J-STORIES - A medical device that can test for cataracts and other eye diseases simply by being attached to a smartphone is expanding its market in developing countries and underpopulated regions.
According to Oui Inc., the Tokyo-based startup that developed the device, is planning a new medical screening project to check the eyes of newborns in Indonesia in cooperation with local medical institutions.
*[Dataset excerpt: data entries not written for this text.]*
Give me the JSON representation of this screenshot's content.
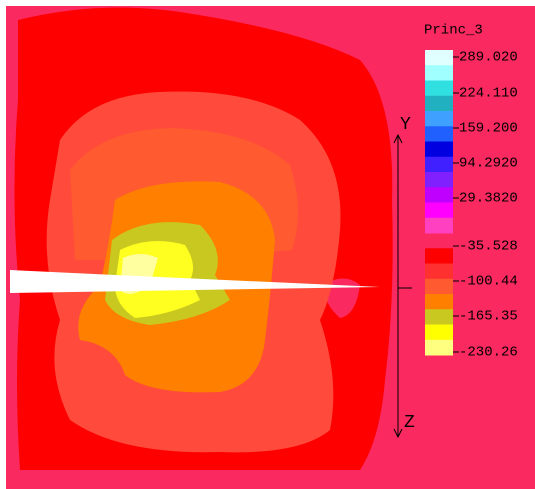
{
  "legend": {
    "title": "Princ_3",
    "labels": [
      "289.020",
      "224.110",
      "159.200",
      "94.2920",
      "29.3820",
      "-35.528",
      "-100.44",
      "-165.35",
      "-230.26"
    ]
  },
  "axes": {
    "vertical_top": "Y",
    "vertical_bottom": "Z"
  }
}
The company’s Smart Eye Camera (SEC) is an ophthalmic device that uses a smartphone’s camera and light. Attached to the phone, it can easily diagnose ophthalmic diseases such as cataracts and is certified as a medical device that can complement the slit-lamp microscope typically used for detailed examinations. It can be bought at one tenth the price of the microscope and is small enough to be easily carried in a pocket.
Oui is a university-launched venture company started by ophthalmologists at Keio University School of Medicine. Dr. Eisuke Shimizu, the company’s founder and an ophthalmologist himself, had been helping with cataract surgeries in rural areas of Vietnam as a volunteer with the NPO called Fight For Vision (FFV). But there were no ophthalmology specialists, and there wasn't enough medical equipment. He came up with the idea for SEC after seeing local staff trying to examine a patient’s eye using the light from a smartphone.
SECs are used by medical institutions on remote islands and in underpopulated areas, to provide remote medical care by connecting local doctors with ophthalmologists on the mainland and elsewhere. Through this system, over 100 SECs are being used overseas in 20 countries, such as in Africa and Southeast Asia.
Currently, 43 million people are living with blindness across the globe, and this figure is expected to increase to 120 million by 2050. The goal of the company is to “halve global blindness by 2025” using SEC.
It is now developing an artificial intelligence (AI) that can analyze the image data collected by SEC and assist diagnoses, and is working to complete this during the next year. Once this AI is installed, it will be possible for non-ophthalmologists, such as internal medicine doctors, to make diagnoses, making it more likely that eye disease can be detected.
Dr. Shimizu told J-Stories about the company’s future goals: “I hope we can use eye data (collected by SEC) to find not just eye diseases but also systemic diseases. We want to improve health care for many people from eyes.”